I have here a three-page speech but I will not read it out. However, it seems to me that given that so much of this Bill has affected the way that local authorities are to carry out their duties, it is only fair for the Government to be prepared to have that estimate examined so that there can be a proper assessment of what local authorities have to pay and what will otherwise fall on council tax payers. I will read no more of my speech but I think this is a very just proposal which is supported by the local authorities. I beg to move.
My Lords, it is fitting that the noble Lord, Lord Jenkin, should effectively conclude Report stage after his many distinguished contributions to the Bill’s proceedings thus far and, indeed, his previous very substantial record in government. I have a couple of questions. I entirely endorse the thrust of the noble Lord’s amendment. I hope that it will be acceptable to the Government. This is more a matter of process. We are not entirely clear how the new system of post-legislative scrutiny will work and what pieces of legislation will be included in it. I hope that this will be one of them. I do not know whether the Minister can indicate whether that is so but in any case it is understood from the impact analysis that the Government intend to draw up the finer details of the review methodology in the months ahead, as they put it. Since the relevant document was written some time ago, that will presumably be done through a soon to be formed Localism Bill review steering group. Has such a group been formed or will it be formed? Who will be involved in it if it has not already been set up? When is it likely to report? How will it work? These are the crucial procedural questions. The noble Lord, Lord Jenkin, rightly refers to the financial aspect and we entirely endorse the view that as this will effectively be a new burden on local government, it will presumably be within the new burdens doctrine. It will be good to have an assurance on the record that any additional costs of that kind will be met by central government.

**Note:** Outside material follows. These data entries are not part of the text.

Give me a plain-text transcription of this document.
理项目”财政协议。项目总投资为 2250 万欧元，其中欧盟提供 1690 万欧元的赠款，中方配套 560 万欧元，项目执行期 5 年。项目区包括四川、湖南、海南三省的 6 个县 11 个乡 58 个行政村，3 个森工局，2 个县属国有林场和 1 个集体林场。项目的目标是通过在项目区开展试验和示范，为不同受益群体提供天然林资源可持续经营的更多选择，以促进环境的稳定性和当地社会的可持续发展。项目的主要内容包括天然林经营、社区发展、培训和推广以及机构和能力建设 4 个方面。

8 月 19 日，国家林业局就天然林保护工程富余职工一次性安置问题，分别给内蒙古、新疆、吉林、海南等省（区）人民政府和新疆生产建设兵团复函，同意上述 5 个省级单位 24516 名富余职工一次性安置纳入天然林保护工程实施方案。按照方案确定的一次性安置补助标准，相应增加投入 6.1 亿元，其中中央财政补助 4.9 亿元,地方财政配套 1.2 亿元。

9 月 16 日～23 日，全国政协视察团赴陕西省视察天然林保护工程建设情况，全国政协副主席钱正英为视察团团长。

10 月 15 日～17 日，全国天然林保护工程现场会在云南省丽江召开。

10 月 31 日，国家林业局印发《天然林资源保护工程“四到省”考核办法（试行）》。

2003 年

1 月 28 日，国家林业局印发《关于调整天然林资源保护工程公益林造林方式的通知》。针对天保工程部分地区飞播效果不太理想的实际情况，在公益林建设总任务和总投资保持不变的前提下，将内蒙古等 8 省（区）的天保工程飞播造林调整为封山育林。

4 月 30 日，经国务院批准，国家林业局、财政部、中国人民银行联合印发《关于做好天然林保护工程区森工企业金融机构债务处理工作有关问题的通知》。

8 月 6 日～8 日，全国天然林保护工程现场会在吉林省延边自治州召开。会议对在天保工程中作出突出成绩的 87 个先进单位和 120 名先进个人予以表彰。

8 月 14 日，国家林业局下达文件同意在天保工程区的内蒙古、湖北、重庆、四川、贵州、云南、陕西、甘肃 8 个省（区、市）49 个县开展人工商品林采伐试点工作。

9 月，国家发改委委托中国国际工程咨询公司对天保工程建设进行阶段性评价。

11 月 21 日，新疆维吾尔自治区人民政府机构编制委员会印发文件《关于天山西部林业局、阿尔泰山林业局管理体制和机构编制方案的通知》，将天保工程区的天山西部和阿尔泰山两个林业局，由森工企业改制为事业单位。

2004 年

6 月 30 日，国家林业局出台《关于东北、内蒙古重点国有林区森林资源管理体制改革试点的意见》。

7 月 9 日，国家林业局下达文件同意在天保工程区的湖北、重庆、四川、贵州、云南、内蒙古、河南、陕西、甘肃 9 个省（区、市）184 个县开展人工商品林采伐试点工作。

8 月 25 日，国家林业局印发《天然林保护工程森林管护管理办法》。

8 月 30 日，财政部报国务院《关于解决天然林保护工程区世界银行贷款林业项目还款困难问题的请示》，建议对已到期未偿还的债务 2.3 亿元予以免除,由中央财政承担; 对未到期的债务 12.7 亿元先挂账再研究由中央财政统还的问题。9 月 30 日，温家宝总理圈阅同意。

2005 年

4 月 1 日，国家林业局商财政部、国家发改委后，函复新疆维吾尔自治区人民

My Lords, Amendment 249 would mean that the department has to produce a post-legislative impact assessment setting out the additional expenditure incurred by relevant authorities as a direct consequence of this Bill. An established process is already in place for post-legislative scrutiny of Acts. As set out in Cabinet Office guidance, departments are required to submit a memorandum to their departmental select committees three to five years after Royal Assent of an Act. This memorandum sets out a preliminary assessment on how the Act has worked out in practice, relative to objectives and benchmarks identified during the passage of the Bill.
In addition, each of the individual impact assessments for the specific policies in the Bill is accompanied by a post-implementation review plan. The amendment to insert a further requirement to produce a post-legislative impact assessment is therefore unnecessary. Inevitably, putting the provisions of this Bill into practice will mean local authorities taking on some new responsibilities. However, the Government are committed to ensuring that any additional burdens on councils are funded in accordance with the new burdens doctrine. The impact of the Bill has been assessed in the usual way, and the necessary funding will be made available.
I regret that I am not cited on the localism group referred to by the noble Lord, Lord Beecham. Obviously, I shall have to drop him a line on that point. I hope that my noble friend Lord Jenkin will feel able to withdraw his amendment.
My Lords, I am very grateful for the kind remarks made by the noble Lord, Lord Beecham. I am not wholly reassured because this is such a very special and particular post-legislative assessment that it will be necessarily picked up in that form by the full PIR. However, my noble friend has made the Government’s case on this. I have argued that local authorities generally want to know early the total extra burden, but I am happy to withdraw the amendment.